Feminismo desvelado

Diogo Bercito
Amina Tyler; “Meu corpo é minha propriedade. Não é honra de ninguém”
“Nudez não me liberta e eu não preciso ser salva”, diz garota do #muslimahpride

Já vi,  pelos posts anteriores, que vocês gostam de debater. Ótimo. Sou a favor de toda discussão, se mantivermos o bom tom. Então vou aproveitar minha reportagem publicada hoje, na Folha, para perguntar a vocês –qual é o feminismo adequado ao Oriente Médio?

Pergunto isso porque esse tema, recorrente, voltou à esfera pública nestas últimas semanas. Em primeiro lugar, quando Amina Tyler se fotografou de seios de fora, na Tunísia, e foi ameaçada de morte. Depois, quando o grupo ucraniano clamou que mulheres protestassem em apoio a Tyler em um dia de “jihad topless”. Por fim, quando um grupo de estudantes islâmicas em Birmingham (Reino Unido) foi à rede para dizer –“minha dignidade está no meu véu”.

Tirar o véu, tirar a blusa?
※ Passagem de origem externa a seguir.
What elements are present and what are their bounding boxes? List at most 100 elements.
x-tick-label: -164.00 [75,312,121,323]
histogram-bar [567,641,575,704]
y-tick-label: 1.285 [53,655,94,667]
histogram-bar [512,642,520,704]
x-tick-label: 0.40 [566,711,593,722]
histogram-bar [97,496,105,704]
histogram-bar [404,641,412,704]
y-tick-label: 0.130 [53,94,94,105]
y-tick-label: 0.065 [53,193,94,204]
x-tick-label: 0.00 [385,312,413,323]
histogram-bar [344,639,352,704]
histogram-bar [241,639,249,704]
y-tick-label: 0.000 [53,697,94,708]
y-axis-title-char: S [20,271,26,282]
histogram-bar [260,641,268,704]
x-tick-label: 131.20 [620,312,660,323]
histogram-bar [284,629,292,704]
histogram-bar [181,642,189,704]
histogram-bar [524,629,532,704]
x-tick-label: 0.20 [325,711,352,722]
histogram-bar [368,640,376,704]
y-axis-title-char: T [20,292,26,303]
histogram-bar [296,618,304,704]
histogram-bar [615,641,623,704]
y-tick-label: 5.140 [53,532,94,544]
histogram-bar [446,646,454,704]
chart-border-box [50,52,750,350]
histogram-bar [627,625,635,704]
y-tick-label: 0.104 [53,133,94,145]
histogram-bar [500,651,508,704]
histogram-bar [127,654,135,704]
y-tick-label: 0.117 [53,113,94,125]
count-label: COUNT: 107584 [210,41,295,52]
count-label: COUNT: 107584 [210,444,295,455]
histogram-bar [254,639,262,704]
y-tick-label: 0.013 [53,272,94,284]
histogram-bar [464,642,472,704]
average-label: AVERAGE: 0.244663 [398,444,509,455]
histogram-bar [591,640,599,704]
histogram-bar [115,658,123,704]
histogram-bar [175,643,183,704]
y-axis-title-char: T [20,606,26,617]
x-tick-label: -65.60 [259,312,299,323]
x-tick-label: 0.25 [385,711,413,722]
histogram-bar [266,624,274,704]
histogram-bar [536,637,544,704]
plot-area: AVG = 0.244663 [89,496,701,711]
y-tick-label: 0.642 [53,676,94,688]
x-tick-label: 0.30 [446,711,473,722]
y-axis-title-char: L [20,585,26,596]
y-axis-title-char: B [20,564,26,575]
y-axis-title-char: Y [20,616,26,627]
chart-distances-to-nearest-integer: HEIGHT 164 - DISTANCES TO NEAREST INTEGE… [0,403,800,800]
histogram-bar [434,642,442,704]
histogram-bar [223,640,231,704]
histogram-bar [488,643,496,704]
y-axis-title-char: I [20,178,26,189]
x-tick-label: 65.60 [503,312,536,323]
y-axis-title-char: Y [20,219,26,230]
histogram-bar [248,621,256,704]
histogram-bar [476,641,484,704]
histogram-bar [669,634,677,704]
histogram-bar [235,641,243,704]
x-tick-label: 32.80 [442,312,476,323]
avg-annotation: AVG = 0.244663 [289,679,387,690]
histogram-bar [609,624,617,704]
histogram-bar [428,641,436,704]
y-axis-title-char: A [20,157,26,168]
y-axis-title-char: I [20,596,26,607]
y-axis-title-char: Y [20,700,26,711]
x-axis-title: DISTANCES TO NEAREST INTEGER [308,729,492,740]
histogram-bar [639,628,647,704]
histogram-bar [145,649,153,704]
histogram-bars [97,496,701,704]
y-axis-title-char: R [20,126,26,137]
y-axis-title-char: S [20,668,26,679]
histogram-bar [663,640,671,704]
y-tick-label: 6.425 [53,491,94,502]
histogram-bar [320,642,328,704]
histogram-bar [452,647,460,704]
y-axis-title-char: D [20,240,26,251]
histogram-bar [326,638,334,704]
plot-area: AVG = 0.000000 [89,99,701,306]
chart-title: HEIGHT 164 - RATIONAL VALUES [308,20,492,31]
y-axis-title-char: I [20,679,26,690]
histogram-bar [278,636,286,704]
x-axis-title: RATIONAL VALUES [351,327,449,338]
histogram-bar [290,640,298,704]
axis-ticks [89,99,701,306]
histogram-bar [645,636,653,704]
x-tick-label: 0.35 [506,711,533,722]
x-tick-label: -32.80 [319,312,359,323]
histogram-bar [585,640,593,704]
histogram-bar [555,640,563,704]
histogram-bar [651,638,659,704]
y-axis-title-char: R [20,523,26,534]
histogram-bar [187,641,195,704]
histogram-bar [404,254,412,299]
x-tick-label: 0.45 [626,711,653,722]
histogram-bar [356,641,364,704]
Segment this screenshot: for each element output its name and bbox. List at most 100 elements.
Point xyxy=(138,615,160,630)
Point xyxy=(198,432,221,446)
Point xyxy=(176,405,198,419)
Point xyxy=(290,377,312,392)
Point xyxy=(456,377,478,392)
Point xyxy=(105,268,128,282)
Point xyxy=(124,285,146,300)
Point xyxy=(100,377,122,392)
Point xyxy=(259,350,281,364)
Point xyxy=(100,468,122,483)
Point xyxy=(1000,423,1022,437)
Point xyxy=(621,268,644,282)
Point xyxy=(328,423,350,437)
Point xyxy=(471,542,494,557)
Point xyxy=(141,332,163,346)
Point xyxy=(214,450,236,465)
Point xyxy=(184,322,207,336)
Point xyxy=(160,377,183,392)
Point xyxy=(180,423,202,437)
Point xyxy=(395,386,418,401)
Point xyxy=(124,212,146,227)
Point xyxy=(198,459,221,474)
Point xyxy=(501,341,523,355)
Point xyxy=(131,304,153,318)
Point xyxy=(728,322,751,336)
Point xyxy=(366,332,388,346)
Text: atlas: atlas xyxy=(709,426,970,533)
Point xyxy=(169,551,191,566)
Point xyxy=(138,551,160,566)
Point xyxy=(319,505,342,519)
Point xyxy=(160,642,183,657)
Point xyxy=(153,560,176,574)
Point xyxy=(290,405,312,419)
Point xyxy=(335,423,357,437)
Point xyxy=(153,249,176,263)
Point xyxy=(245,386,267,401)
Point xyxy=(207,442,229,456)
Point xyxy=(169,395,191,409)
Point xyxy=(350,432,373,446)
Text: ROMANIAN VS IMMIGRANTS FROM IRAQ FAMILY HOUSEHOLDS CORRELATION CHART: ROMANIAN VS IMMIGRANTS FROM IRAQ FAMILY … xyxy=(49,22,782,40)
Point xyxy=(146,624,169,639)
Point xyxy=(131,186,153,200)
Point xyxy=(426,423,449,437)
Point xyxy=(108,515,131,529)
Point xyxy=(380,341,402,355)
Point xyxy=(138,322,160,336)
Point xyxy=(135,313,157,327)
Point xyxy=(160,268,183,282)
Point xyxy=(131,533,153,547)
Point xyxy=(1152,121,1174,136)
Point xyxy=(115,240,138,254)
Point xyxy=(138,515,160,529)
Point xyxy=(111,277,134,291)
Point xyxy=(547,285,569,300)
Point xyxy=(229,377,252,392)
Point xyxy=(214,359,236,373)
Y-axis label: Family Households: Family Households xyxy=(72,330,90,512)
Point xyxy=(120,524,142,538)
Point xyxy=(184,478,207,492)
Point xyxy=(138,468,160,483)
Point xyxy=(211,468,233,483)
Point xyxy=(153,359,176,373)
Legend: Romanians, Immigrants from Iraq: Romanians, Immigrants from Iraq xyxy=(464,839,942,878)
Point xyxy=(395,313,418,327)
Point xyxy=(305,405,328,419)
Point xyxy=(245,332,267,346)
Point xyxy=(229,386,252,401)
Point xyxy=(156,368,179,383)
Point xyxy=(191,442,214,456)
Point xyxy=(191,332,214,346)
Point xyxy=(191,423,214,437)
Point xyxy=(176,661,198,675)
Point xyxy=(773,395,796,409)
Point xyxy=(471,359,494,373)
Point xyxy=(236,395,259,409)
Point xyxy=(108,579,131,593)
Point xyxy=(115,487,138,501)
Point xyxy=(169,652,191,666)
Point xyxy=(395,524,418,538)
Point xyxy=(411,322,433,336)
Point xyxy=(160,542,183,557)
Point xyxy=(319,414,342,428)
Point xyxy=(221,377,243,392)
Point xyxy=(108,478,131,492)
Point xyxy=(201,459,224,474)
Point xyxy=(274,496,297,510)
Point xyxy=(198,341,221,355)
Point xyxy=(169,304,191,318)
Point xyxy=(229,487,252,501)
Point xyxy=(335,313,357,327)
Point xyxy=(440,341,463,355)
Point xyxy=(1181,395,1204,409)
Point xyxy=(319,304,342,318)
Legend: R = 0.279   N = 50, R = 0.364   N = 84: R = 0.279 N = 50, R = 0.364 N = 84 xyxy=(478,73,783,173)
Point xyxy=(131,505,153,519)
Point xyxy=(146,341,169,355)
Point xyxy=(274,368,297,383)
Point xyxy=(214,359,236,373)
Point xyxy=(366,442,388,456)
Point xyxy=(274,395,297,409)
Para as garotas com quem conversei, por Skype, isso é uma imposição cultural do Ocidente, e quiçá uma maneira de soft power. Foi usada, me disseram, para justificar a guerra no Afeganistão (quando Laura Bush foi a público para criticar a situação da mulher nesse país asiático).

Por outro lado, há de se convir que os direitos femininos em muitos dos países dessa região são por algum ponto de vista problemático. No Egito, a maioria ainda passa por circuncisão feminina, tendo o clitóris cortado. O véu é imposto em alguns países. Em outros, é de bom tom cobrir tudo. Na Arábia Saudita, a mulher precisa da autorização de um “guardião”, ou seja, um homem, para desde andar de bicicleta a viajar para fora do país.

A questão, dizem as garotas do #muslimahpride (orgulho da muçulmana), é que elas têm sua própria voz e não querem ser representadas.  “Eu não acho que o Femen seja diferente do Taleban”, me afirmou uma delas. “Ambos estão dizendo às mulheres como devem se comportar.”

A história me lembra as discussões sobre feminismo que tive no Marrocos, enquanto estudava árabe em Rabat. Um dos textos que lemos em classe falava da feminista egípcia Huda Shaarawi (1879-1922). Me recordei dela justamente pela particularidade da luta que ela levou a cabo, enquanto rompia as normas sociais em seu país.

Shaarawi tinha um quê de “#muslimahpride”, com o perdão da comparação talvez absurdo. O verbo em árabe que ela usava em relação ao véu, “rafaa”, não significa “retirar”. “Rafaa” é “levantar” –ou seja, descobrir o rosto, mas manter o cabelo às escondidas.

Comentários

  1. Esse tema nunca será adequadamente discutido no Ocidente, pela forma que é apresentado. Porque nessa discussão, haverá sempre um interesse camuflado de imposição, ou um olhar de ‘violência simbólica’ de uma cultura sobre a outra cultura, ou seja, da cultura dominante. Portanto, toda vez que é discutido o assunto entre os ocidentais,será sempre em termos comparatistas. Por que então não fazemos uma inversão de perspectiva? Não seria mais adequado analisar como e em que grau de internalização e de estabilidade esses elementos do “processo civilizador” do Oriente se encontram hoje solidificados em suas sociedades, ao invés de tentar forçosamente mudá-los a partir de fora? Esta abordagem, a meu ver, não só é mais democrática, mas também menos relativista.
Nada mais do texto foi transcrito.